I have the following answers to the question: How many times a day do you smoke?
- 0 time
- 3 times
- 4 - 6 times
- 7 - 10 times
- 10+ times
Can I use these as ordinal variables, or do I have to use them as numeric? They likely aren't nominal?
I have the following answers to the question: How many times a day do you smoke?
Can I use these as ordinal variables, or do I have to use them as numeric? They likely aren't nominal?
If the only options we consider are from Stevens' typology of level of measurement then:
Clearly those groupings can be treated as categories.
Clearly the sequence of categories are in order.
ergo it's clearly possible to treat them as ordered categorical.
However, there is information about numerical values there. Specifically, those categories are intervals of values. This is, strictly-speaking, an interval-valued* random variable -- indeed there's an underlying variable which we're observing as interval-censored (well the first category is a single value but we can encompass that).
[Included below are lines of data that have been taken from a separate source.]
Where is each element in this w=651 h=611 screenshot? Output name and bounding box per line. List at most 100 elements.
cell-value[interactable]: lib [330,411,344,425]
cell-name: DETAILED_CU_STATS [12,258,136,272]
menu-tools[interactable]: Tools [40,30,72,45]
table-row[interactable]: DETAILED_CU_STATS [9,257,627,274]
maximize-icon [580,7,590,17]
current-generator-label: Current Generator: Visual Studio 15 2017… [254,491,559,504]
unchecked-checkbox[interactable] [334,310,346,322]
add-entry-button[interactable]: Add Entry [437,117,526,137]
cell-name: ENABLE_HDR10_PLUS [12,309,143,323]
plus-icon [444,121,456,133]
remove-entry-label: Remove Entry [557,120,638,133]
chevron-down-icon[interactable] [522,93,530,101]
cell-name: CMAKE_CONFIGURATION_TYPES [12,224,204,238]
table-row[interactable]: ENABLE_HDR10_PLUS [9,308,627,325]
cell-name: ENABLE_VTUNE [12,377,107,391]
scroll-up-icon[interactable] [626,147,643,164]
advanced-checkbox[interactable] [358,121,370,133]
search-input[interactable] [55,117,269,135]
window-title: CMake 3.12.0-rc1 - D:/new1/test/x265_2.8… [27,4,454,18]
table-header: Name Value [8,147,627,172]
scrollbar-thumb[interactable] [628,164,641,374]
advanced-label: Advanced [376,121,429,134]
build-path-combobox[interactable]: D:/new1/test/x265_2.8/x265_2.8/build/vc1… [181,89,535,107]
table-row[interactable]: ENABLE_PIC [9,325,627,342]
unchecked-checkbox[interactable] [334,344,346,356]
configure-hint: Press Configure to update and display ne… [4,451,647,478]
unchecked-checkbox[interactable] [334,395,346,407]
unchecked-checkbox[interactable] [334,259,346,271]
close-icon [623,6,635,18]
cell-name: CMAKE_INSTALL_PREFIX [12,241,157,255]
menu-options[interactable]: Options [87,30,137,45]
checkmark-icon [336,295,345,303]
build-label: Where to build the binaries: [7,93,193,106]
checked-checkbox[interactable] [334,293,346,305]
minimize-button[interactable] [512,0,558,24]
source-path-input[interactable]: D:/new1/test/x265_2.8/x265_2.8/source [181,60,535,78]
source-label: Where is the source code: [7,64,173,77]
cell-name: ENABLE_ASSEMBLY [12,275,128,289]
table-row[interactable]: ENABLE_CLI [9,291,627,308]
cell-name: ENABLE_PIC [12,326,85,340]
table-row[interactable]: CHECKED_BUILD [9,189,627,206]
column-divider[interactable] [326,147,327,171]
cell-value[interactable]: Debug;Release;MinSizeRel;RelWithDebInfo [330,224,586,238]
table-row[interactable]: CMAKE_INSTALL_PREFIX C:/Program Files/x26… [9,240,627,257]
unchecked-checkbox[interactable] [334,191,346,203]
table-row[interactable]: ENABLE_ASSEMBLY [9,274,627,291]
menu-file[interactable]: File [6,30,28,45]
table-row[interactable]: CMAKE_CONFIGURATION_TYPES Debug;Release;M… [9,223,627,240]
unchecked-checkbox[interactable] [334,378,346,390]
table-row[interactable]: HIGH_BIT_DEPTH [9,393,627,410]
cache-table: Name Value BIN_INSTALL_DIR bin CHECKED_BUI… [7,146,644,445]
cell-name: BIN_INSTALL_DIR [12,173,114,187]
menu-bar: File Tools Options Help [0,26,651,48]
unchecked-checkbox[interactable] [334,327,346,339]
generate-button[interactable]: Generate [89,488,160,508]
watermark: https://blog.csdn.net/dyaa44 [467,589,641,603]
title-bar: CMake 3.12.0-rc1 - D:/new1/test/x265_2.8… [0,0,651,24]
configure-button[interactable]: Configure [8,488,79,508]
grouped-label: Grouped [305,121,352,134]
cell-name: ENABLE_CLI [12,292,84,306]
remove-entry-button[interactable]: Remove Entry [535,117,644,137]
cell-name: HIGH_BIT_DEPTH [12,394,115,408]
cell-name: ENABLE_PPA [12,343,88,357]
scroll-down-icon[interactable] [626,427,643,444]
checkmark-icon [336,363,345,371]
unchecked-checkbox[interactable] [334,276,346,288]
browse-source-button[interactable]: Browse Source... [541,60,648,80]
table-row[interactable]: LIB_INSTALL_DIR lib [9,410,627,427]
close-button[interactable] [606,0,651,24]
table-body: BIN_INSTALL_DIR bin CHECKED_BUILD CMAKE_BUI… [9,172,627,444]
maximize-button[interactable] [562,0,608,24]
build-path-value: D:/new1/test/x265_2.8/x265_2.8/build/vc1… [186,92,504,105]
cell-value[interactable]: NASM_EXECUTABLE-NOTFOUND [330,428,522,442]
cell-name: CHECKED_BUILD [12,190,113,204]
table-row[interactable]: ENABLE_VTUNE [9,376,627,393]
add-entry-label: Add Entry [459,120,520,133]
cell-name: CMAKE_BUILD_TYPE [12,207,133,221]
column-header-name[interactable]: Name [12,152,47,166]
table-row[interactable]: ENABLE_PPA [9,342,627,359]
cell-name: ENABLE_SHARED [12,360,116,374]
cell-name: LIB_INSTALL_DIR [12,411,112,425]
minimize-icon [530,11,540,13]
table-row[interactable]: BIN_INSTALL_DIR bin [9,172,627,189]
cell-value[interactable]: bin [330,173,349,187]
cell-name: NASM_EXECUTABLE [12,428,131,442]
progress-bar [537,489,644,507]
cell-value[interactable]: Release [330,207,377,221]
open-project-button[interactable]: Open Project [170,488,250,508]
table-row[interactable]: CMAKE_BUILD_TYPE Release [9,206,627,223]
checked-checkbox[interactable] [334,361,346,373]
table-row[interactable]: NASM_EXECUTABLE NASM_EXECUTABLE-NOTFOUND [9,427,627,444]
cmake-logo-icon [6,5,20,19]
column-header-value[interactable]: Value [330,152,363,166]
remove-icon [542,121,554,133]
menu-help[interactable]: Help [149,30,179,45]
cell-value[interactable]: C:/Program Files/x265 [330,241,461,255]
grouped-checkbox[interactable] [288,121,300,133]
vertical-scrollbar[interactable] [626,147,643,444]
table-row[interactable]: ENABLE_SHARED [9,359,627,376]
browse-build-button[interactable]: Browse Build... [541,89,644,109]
* beware! "interval-valued" is NOT the same thing as "interval-scale" on Stevens' typology; the typology isn't really adequate and would force you to either treat it as ordered-categorical or to construct values to use for a ratio scale (0 is a real 0 and the underlying scale from which these groups are composed is discrete but ratio-scale). While ordered-categorical is a possible way to look at these data, it uses less than the full information in the data.
[In short, Stevens' typology is inadequate - it fails to properly capture all the kinds of data we actually get - as well as being overly prescriptive about how one can use data to make useful inferences. It frequently leads people into making very poor choices of analysis.]
So if we treat those as interval-valued (interval-censored) variables we can use more of the information in the data.
It might be feasible in some situations to treat the intervals as numeric values (e.g. taking the center of the interval as "the value"), but there are a number of difficulties involved in that -- in general the distribution within each interval won't even be close to symmetric (it may be be better to bias down, but we don't have information from the data itself on how much -- using a model for the underlying distribution would help there, but it would an assumption).
There's also the issue of what to do with the last category -- one possibility is to treat those values as right-censored rather than making some assumption and lumping them into one specific value. (Essentially, it's top-coded)
In part what you might do depends on whether this variable is a dependent variable (response) or an independent variable (predictor/covariate) in a model and what kinds of hypotheses or other inference you're interested in.